From the beginning, Laboriel says, McCartney recognized his ability and encouraged him to use it.
“It all felt very natural. He never said, ‘Oh, could you play it more like Ringo [Starr] or Denny [Seiwell, drummer with McCartney’s band Wings].’ The cool thing about Paul is he’s very much into exploring the music, rather than dictating it.”
Now beginning their second decade together, McCartney’s solo band is working on their fourth studio album. Six years since their last, “Memory Almost Full” (McCartney’s most recent album, last year’s “Kisses on the Bottom,” was a collection of Great American Songbook standards), they have “a wealth of material” amassed, says Laboriel.

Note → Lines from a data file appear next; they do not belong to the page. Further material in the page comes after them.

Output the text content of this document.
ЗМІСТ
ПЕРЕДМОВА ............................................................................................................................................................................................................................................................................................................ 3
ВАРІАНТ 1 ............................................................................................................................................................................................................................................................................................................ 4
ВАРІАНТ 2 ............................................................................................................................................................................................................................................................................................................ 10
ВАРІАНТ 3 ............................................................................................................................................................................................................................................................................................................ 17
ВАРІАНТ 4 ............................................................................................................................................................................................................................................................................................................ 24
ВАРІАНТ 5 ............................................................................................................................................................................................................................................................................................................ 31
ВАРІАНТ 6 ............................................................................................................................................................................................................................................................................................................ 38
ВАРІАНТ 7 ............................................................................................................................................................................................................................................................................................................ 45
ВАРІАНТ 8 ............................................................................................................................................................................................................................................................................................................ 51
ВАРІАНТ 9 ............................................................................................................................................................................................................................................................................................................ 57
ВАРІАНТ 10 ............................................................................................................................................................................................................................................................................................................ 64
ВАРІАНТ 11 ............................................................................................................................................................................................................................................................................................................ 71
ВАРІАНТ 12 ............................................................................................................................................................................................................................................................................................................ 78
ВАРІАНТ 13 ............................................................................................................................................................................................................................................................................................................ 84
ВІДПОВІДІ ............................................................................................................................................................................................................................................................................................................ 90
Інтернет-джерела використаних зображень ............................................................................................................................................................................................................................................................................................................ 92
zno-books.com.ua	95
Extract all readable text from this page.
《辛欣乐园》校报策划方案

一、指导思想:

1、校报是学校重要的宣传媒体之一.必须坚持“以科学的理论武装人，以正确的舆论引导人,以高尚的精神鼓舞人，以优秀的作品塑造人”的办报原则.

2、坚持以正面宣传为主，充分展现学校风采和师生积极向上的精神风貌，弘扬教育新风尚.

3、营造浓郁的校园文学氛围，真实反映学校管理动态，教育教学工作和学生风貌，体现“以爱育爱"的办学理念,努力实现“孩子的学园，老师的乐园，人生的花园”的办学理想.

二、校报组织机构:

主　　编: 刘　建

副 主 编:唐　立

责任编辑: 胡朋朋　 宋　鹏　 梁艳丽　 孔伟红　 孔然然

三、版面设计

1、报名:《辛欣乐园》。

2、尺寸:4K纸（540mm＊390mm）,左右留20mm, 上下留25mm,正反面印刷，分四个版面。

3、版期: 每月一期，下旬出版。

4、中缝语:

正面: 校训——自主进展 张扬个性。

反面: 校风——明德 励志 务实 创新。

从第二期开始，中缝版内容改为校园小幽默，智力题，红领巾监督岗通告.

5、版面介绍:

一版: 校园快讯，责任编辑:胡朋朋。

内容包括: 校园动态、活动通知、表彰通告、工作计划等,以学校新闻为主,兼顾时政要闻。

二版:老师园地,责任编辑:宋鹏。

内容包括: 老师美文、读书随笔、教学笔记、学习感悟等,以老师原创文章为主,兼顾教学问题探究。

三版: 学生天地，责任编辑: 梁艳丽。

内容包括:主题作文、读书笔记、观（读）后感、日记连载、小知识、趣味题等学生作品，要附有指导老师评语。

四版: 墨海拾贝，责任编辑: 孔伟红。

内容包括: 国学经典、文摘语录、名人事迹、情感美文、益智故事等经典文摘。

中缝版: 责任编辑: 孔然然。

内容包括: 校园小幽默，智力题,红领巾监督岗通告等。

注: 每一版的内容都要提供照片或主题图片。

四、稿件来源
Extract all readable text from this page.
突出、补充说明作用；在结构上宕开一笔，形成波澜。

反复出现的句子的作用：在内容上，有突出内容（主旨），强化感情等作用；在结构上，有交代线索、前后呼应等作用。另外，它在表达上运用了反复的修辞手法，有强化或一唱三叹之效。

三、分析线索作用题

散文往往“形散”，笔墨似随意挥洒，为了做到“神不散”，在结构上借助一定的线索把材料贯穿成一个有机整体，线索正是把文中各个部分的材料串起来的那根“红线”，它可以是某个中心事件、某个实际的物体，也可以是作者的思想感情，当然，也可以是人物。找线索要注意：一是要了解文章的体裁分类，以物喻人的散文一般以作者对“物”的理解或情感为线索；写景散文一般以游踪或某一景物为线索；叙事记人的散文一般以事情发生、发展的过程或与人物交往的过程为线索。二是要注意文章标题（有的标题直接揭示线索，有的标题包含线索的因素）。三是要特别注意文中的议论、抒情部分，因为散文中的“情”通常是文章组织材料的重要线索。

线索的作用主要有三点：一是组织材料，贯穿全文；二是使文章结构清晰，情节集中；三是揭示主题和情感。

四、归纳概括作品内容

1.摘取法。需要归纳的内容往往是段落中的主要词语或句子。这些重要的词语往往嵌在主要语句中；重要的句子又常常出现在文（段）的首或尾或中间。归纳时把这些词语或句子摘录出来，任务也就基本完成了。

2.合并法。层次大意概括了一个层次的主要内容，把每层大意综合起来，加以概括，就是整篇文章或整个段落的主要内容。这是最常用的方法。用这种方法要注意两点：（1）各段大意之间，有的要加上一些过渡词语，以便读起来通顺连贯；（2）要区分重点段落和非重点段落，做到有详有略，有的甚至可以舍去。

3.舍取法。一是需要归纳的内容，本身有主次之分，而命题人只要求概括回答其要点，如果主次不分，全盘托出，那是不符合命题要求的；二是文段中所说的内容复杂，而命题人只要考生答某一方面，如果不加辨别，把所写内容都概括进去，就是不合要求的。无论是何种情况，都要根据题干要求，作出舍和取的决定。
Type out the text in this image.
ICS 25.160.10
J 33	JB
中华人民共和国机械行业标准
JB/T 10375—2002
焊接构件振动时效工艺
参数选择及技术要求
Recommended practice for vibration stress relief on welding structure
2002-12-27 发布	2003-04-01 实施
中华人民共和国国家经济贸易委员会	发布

“It’s exciting,” he says. “A lot of different styles. It’s very youthful – aggressively rock at times, and singer-songwriter, insular and intimate, at others.”
Despite his age, McCartney remains an inspiration, he says. “He has boundless energy. At the end of an almost three-hour show, I’m completely wiped out. I’ve run the marathon. It’s amazing – he’s still bouncing around.
“The truth is, every time he gets onstage, he’s enjoying himself beyond anything. That gives us confidence that there’s no sign of this gig slowing down. He loves being in front of the audience, with his band, rocking out.”